School districts also cheat by simple slowness in publishing their budgets. The $11,749 is from 2007, the most recent figure available. It’s certainly grown. The Digest of Educational Statistics (read by Monday, there will be a quiz) says inflation-adjusted per-pupil spending increased by 49 percent from 1984 to 2004 and by more than 100 percent from 1970 to 2005.

Bell bottoms and Jerry Rubin hair versus piercings and tattoos —are kids getting smarter? No. National Assessment of Educational Progress reading test scores remained essentially the same from 1970 to 2004. SAT scores in 1970 averaged 537 in reading and 512 in math, and 38 years later the scores were 502 and 515. (More kids are taking SATs, but the nitwit factor can be discounted—scores below 400 have decreased slightly.) American College Testing (ACT) composite scores have increased only slightly from 20.6 (out of 36) in 1990 to 21.1 in 2008. And the extraordinary expense of the D.C. public school system produced a 2007 class of eighth graders in which, according to the NAEP, 12 percent of the students were at or above proficiency in reading and 8 percent were at or above proficiency in math. Many of these young people are now entering the work force. Count your change in D.C.

More here




British Private school fees increase three times faster than incomes

As discipline in government schools continues to deteriorate, the demand for private schools rises

Private school fees have risen at three times the rate of household income since the early 1990s, according to new research. Average annual fees for independent day schools rose from £5,280 to £9,650 between 1992 and 2008, the study said, an increase of 83 per cent.

The figures – which are adjusted for inflation – show that boarding school fees went up 65 per cent from £13,400 to £22,100 during the same period. In the meantime household earnings increased just 30 per cent, meaning the average income of a family with two young children rose from £14,500 to £18,900, after taxes and benefits.

The spiralling cost of private education was thrown into light by a report from the Institute for Fiscal Studies (IFS), which revealed that independent school fees are still on the rise. This year the cost of private day schools reached an average of £10,100 a year, while boarding schools fees were about £24,000.

Despite the growing expense, the cost of fees is less of a factor in determining whether a child goes to an independent school than whether one of their parents was privately educated, the IFS said.

The study, which examined why parents choose to send their children to independent schools and the cost of doing so, found that a further increase in fees of £1,300 a year would reduce uptake of private education by just 0.33 per cent.

Children were at least three times more likely to go to a private school if their parents had also attended one, the report said.

Researcher Luke Sibieta said: "One of the strongest predictors is if one of a child's parents went to private school they are three times more likely to go to private school themselves."
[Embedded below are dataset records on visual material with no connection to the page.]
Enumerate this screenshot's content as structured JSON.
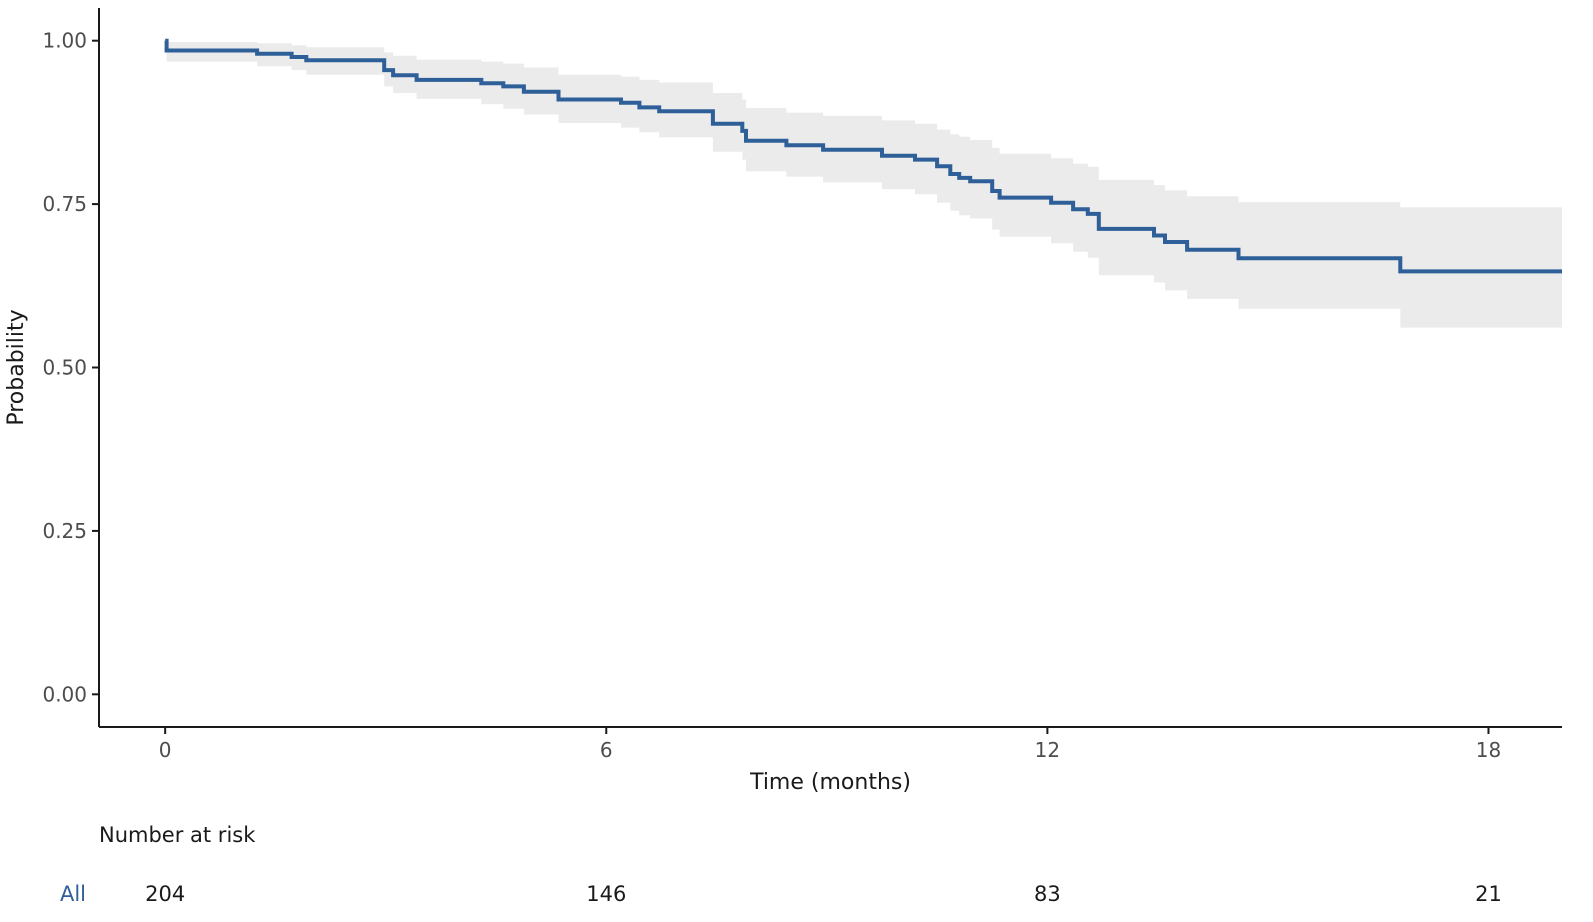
{
  "chart_data": {
    "type": "line",
    "subtype": "kaplan-meier",
    "xlabel": "Time (months)",
    "ylabel": "Probability",
    "xlim": [
      -0.9,
      19
    ],
    "ylim": [
      -0.05,
      1.05
    ],
    "x_ticks": [
      0,
      6,
      12,
      18
    ],
    "y_ticks": [
      0.0,
      0.25,
      0.5,
      0.75,
      1.0
    ],
    "y_tick_labels": [
      "0.00",
      "0.25",
      "0.50",
      "0.75",
      "1.00"
    ],
    "grid": false,
    "series": [
      {
        "color": "#2e5f98",
        "ci_color": "#ebebeb",
        "steps": [
          {
            "x": 0.0,
            "y": 1.0,
            "lower": 1.0,
            "upper": 1.0
          },
          {
            "x": 0.02,
            "y": 0.985,
            "lower": 0.968,
            "upper": 0.998
          },
          {
            "x": 1.25,
            "y": 0.98,
            "lower": 0.961,
            "upper": 0.996
          },
          {
            "x": 1.72,
            "y": 0.975,
            "lower": 0.955,
            "upper": 0.993
          },
          {
            "x": 1.92,
            "y": 0.97,
            "lower": 0.948,
            "upper": 0.99
          },
          {
            "x": 2.98,
            "y": 0.955,
            "lower": 0.93,
            "upper": 0.982
          },
          {
            "x": 3.1,
            "y": 0.947,
            "lower": 0.92,
            "upper": 0.977
          },
          {
            "x": 3.42,
            "y": 0.94,
            "lower": 0.911,
            "upper": 0.971
          },
          {
            "x": 4.3,
            "y": 0.935,
            "lower": 0.903,
            "upper": 0.968
          },
          {
            "x": 4.6,
            "y": 0.93,
            "lower": 0.896,
            "upper": 0.965
          },
          {
            "x": 4.88,
            "y": 0.922,
            "lower": 0.887,
            "upper": 0.959
          },
          {
            "x": 5.35,
            "y": 0.91,
            "lower": 0.874,
            "upper": 0.948
          },
          {
            "x": 6.2,
            "y": 0.905,
            "lower": 0.867,
            "upper": 0.945
          },
          {
            "x": 6.45,
            "y": 0.898,
            "lower": 0.86,
            "upper": 0.94
          },
          {
            "x": 6.72,
            "y": 0.892,
            "lower": 0.852,
            "upper": 0.936
          },
          {
            "x": 7.45,
            "y": 0.873,
            "lower": 0.83,
            "upper": 0.92
          },
          {
            "x": 7.85,
            "y": 0.862,
            "lower": 0.818,
            "upper": 0.91
          },
          {
            "x": 7.9,
            "y": 0.847,
            "lower": 0.8,
            "upper": 0.897
          },
          {
            "x": 8.45,
            "y": 0.84,
            "lower": 0.792,
            "upper": 0.89
          },
          {
            "x": 8.95,
            "y": 0.833,
            "lower": 0.783,
            "upper": 0.885
          },
          {
            "x": 9.75,
            "y": 0.824,
            "lower": 0.773,
            "upper": 0.878
          },
          {
            "x": 10.2,
            "y": 0.818,
            "lower": 0.765,
            "upper": 0.873
          },
          {
            "x": 10.5,
            "y": 0.808,
            "lower": 0.752,
            "upper": 0.864
          },
          {
            "x": 10.68,
            "y": 0.796,
            "lower": 0.74,
            "upper": 0.857
          },
          {
            "x": 10.8,
            "y": 0.79,
            "lower": 0.733,
            "upper": 0.853
          },
          {
            "x": 10.95,
            "y": 0.785,
            "lower": 0.728,
            "upper": 0.848
          },
          {
            "x": 11.25,
            "y": 0.77,
            "lower": 0.711,
            "upper": 0.836
          },
          {
            "x": 11.35,
            "y": 0.76,
            "lower": 0.7,
            "upper": 0.827
          },
          {
            "x": 12.05,
            "y": 0.752,
            "lower": 0.69,
            "upper": 0.82
          },
          {
            "x": 12.35,
            "y": 0.742,
            "lower": 0.677,
            "upper": 0.812
          },
          {
            "x": 12.55,
            "y": 0.735,
            "lower": 0.668,
            "upper": 0.807
          },
          {
            "x": 12.7,
            "y": 0.712,
            "lower": 0.641,
            "upper": 0.787
          },
          {
            "x": 13.45,
            "y": 0.702,
            "lower": 0.63,
            "upper": 0.779
          },
          {
            "x": 13.6,
            "y": 0.692,
            "lower": 0.618,
            "upper": 0.771
          },
          {
            "x": 13.9,
            "y": 0.68,
            "lower": 0.605,
            "upper": 0.762
          },
          {
            "x": 14.6,
            "y": 0.667,
            "lower": 0.59,
            "upper": 0.753
          },
          {
            "x": 16.8,
            "y": 0.647,
            "lower": 0.561,
            "upper": 0.745
          }
        ],
        "end_x": 19
      }
    ],
    "risk_table": {
      "title": "Number at risk",
      "groups": [
        {
          "name": "All",
          "color": "#2e5f98",
          "counts": [
            {
              "x": 0,
              "n": "204"
            },
            {
              "x": 6,
              "n": "146"
            },
            {
              "x": 12,
              "n": "83"
            },
            {
              "x": 18,
              "n": "21"
            }
          ]
        }
      ]
    }
  }
}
Young people who grew up in areas where there were diverse levels of family income were more likely to be privately educated than children from neighbourhoods where incomes were broadly the same.

The study also analysed political factors, with Conservative voters 2.5 to 5 per cent more likely to send their child to an independent school than undecided voters, while Labour supporters were 2 to 3 times less likely to do so.

There are about 628,000 students at 2,600 independent schools in Britain – about 6.5 per cent of pupils in the country. Of those in the private system approximately 87 per cent are day pupils, with the other 13 per cent boarding.

The Independent Schools Council (ISC), which represents about half the independent schools in Britain, said the rise in fees was down to increasing costs of providing education, adding that demand for private education had risen during the period of the study.

Rudolf Eliott Lockhart, ISC Head of Research & Intelligence, said: "The vast majority of independent schools are not-for-profit and reinvest all of their income from fees into the education of their children.

“The IFS study also shows the success of bursary schemes at independent schools. Children from the poorest 0.5 per cent of families are twice as likely to attend independent schools as children from families with average incomes."